Des dizaines de millions d'Indiens se rendent aux urnes lors de la première phase de la plus grande élection générale au monde.
De longues files d'attente devraient commencer à se former jeudi matin pour le premier tour de scrutin dans 91 circonscriptions de 20 États et régions.
L'élection est divisée en sept phases pour aider à gérer le nombre considérable de personnes qui pourraient décider de déterminer qui devrait occuper les 543 sièges du Parlement, avec quelque 900 millions de personnes pouvant voter.
Cela signifie que cela ne prendra fin que le 19 mai.
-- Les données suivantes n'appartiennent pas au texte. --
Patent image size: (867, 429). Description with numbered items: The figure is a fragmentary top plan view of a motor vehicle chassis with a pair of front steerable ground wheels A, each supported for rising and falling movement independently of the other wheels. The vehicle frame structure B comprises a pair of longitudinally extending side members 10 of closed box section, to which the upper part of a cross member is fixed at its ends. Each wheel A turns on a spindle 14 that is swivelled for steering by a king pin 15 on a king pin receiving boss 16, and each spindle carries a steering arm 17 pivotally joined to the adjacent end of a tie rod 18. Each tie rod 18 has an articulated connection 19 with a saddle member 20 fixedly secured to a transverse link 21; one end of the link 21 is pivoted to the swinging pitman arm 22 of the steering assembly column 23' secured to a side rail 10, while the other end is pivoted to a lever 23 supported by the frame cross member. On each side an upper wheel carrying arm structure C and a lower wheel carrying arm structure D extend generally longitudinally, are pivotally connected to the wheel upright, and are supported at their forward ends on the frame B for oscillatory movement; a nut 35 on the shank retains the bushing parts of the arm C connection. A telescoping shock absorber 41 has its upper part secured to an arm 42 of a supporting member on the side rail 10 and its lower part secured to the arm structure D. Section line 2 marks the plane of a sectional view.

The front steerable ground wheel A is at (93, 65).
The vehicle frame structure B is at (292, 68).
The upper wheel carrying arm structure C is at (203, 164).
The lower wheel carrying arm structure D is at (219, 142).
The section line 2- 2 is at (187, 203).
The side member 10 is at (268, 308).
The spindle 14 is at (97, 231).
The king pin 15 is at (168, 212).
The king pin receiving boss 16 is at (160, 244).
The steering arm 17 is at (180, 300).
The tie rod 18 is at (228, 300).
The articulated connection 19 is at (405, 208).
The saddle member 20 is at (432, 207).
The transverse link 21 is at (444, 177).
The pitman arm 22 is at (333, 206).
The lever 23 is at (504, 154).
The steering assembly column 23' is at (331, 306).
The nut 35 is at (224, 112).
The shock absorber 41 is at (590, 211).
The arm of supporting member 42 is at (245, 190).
Les résultats seront connus quatre jours plus tard, le 23 mai.
Le parti nationaliste hindou au pouvoir, le Bharatiya Janata Party (BJP), a été pressenti de remporter la victoire lors d'une élection qui renforcera la sécurité.
Sept personnes ont été tuées mardi lors d'attaques militantes au Cachemire et dans l'est du pays.
Le Premier ministre Narendra Modi a défendu sa position dure contre le Pakistan depuis les affrontements aériens entre ses voisins en février.
Alors que le principal parti du Congrès, le Congrès, a recueilli l’appui nécessaire en critiquant le taux de chômage élevé du gouvernement et a arraché trois grands états agricoles du BJP en décembre, il devrait encore faire faillite.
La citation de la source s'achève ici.